Tuesday, December 14, 2004

Sigh

Some days I wonder what it would feel like to be caught up at work.

J-L was in Red Lake last night. It's amazing to me how hard it is to fall asleep without him there. I mean, seriously, I slept alone for nearly 20 years you'd think I'd be used to it. Of course, it didn't help that last night I was chilled to the bone.

Memories

Had two pleasant childhood memories this morning:

- Hiding in that slanted closet with all the blankets with Heather, giggling when Mom came in the house thinking she wouldn't be able to find us.

- Laying on a square bale with Dwight (back when we only HAD square bales), taking a break from doing chores so that we could stare at the most amazing northern lights I think I have ever seen.

Monday, December 13, 2004

My Life

I have stood under the sweeping sails of the Sydney opera house.

I have sat in an outdoor café in Venice, my sister by my side, gazing on the Grand Canal.

I have known love – from a niece that lay on my chest to sleep to a mother who rocked me and sang sad songs to me to a man whose face lights up when I walk in the room.

I know what it feels like to have a koala wrap its arms around me.

I have known loneliness – to be in another country with limited phone capabilities and no one on the same continent who knew my name let alone what makes me smile or weep.

I have known pain – lying in bed crying, screaming and praying intermittently while a kidney stone seemingly consumes my body.

I have known heartbreak – sleeping in my father’s scent the night of his death.
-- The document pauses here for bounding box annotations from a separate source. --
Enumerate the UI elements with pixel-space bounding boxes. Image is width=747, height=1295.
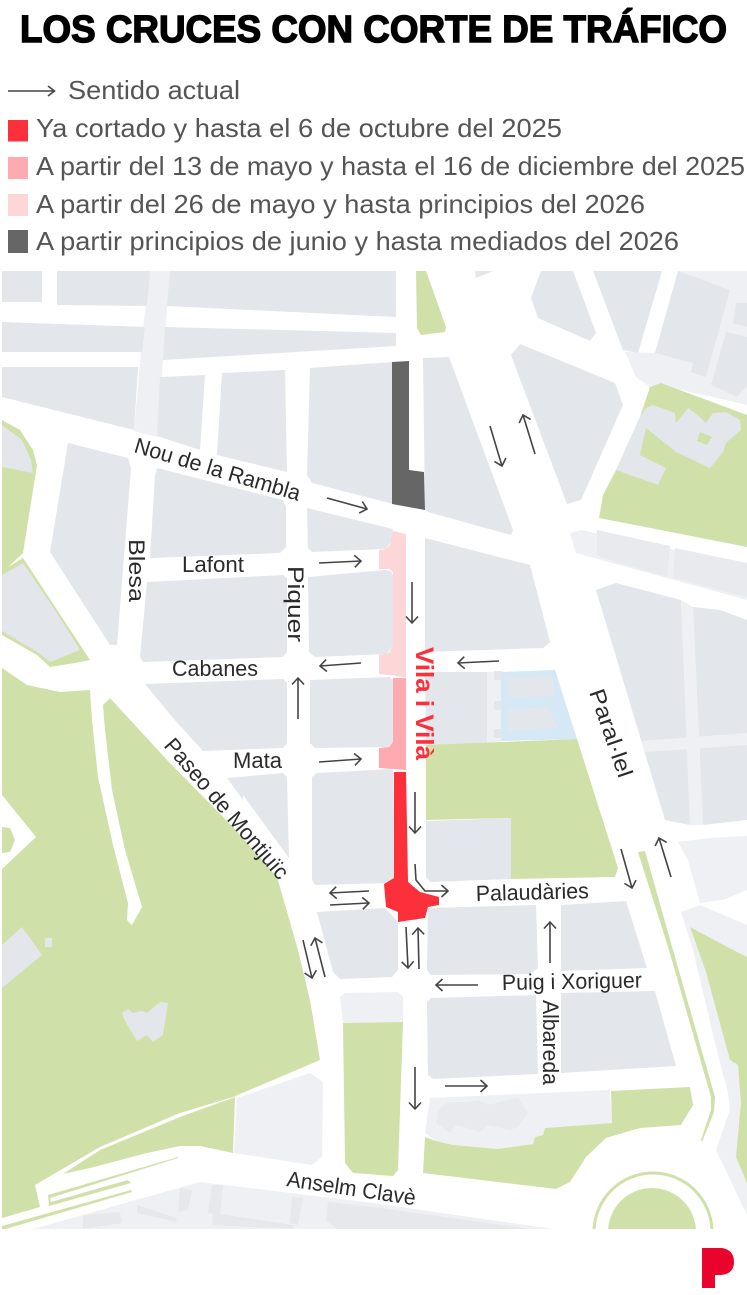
street labels bbox=[124, 433, 642, 1210]
map: park paths bbox=[2, 690, 142, 925]
street labels: Palaudàries bbox=[475, 878, 589, 906]
street labels: Cabanes bbox=[172, 656, 258, 681]
map: pale cross street over the eastern blocks bbox=[641, 733, 747, 752]
street labels: Paral·lel bbox=[584, 685, 638, 781]
traffic direction arrows bbox=[298, 415, 671, 1109]
road section: closing until December 2025 bbox=[379, 678, 406, 770]
street labels: Anselm Clavè bbox=[285, 1166, 418, 1210]
street labels: Nou de la Rambla bbox=[132, 433, 304, 506]
road section: closing early 2026 bbox=[379, 531, 406, 677]
road section: already closed bbox=[384, 772, 439, 922]
map bbox=[2, 270, 747, 1291]
logo bbox=[702, 1248, 734, 1288]
street labels: Mata bbox=[233, 748, 283, 773]
map: buildings by the water bbox=[494, 671, 558, 738]
map: city blocks bbox=[2, 271, 747, 1229]
street label: Vila i Vilà: Vila i Vilà bbox=[410, 647, 438, 760]
title: LOS CRUCES CON CORTE DE TRÁFICO bbox=[20, 7, 727, 51]
map: parks bbox=[2, 271, 747, 1291]
legend: from 13 May: A partir del 13 de mayo y hasta el 16 de diciembre del 2025 bbox=[36, 151, 745, 181]
legend: from 26 May: A partir del 26 de mayo y hasta principios del 2026 bbox=[36, 189, 645, 219]
map: water bbox=[501, 670, 577, 741]
legend: from June: A partir principios de junio y hasta mediados del 2026 bbox=[36, 226, 679, 256]
street labels: Paseo de Montjuïc bbox=[159, 733, 294, 884]
street labels: Piquer bbox=[283, 566, 308, 642]
street labels: Lafont bbox=[182, 552, 244, 577]
legend: already closed: Ya cortado y hasta el 6 de octubre del 2025 bbox=[36, 113, 562, 143]
legend: current direction: Sentido actual bbox=[68, 75, 240, 105]
road section: closing mid-2026 bbox=[392, 361, 425, 510]
map: pale areas and pedestrian streets bbox=[33, 270, 747, 1229]
street labels: Puig i Xoriguer bbox=[502, 968, 642, 995]
street labels: Albareda bbox=[538, 1000, 563, 1086]
map: details over the parks bbox=[2, 405, 741, 1042]
street labels: Blesa bbox=[124, 539, 149, 603]
legend bbox=[8, 75, 745, 256]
To feel content I need to visit a new part of the world at least once a year.

One day I want to know what the trees smell like in Brazil.

One day I want to know what it feels like to have my baby’s breath on my bosom.
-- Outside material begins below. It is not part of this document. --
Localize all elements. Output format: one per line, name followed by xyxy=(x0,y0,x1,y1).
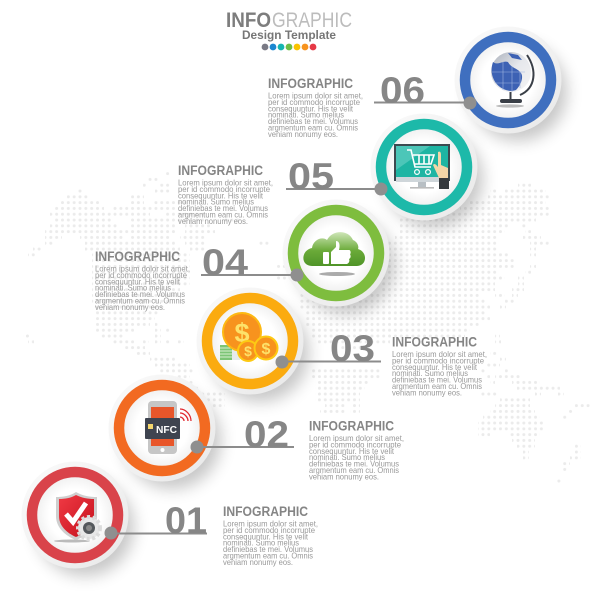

I am loyal to my friends and consider myself blessed and lucky to have them in my corner.

I was perfectly content as a single person and now I am blissfully content as a couple.

I really don’t like clothing shopping. But, get me in a book store, card store or kitchen supply store and I can happily wander.

I don’t like cantaloupe.

New experiences thrill me.

I want to and choose to question everything. I don’t necessarily do this to be seen as a cynic or skeptic but rather to learn more and be open to new ideas which may vary from mine considerably.

I love to cook. I don’t love baking. I love to cook something that I know well and know tastes delicious but I also love to cook new and interesting things that contain unusual ingredients.

I love words. I love to read and reread well-formed thoughts and sentences. I often read things and wish I could write eloquently.

I strive to be a minimalist. I know that I haven’t achieved it and that I will probably never achieve it but I am trying. I don’t want to raise children who want more and more stuff. I want to raise children who have an appreciation for how excessive our country is.



Friday, December 03, 2004

Frenzy

My life has felt very frenzied this week. Well, not so much my home life but my work life. Monday and Tuesday morning taken up with studying. Studying, studying and more studying. Gosh I was sick of it by Tuesday at lunch.

And then came the exam... Wow. I varied from wanting to burst into tears to feeling the need to burst out laughing to not giving a hoot. But, I did leave in tears. It felt like I'd studied all the wrong things. I felt like the author of the exam had read a different book from me. I was so angry and frustrated. I gave up so much of my personal time for something where I'll most likely fail. And then there's the whole pride thing. I've never failed anything in my life! Horrid. All of those things combined helped me make the decision never to take another one of those exams again in my life. If B. expects me to (and I've already told him this) I will begin looking for another job. I work hard here. Harder than a lot. I give M. a minimum of 2 hours overtime a week. That should be good enough. Plus, it's not like the exam has any impact on my job or how well I do it.

As for the rest of the week: It's been a mad attempt to try to catch up. "Attempt" is the word here; I'm not even remotely CLOSE to catching up.

But, now it's on to the weekend. Ahh. I think we might put up our Christmas tree this weekend. Yay!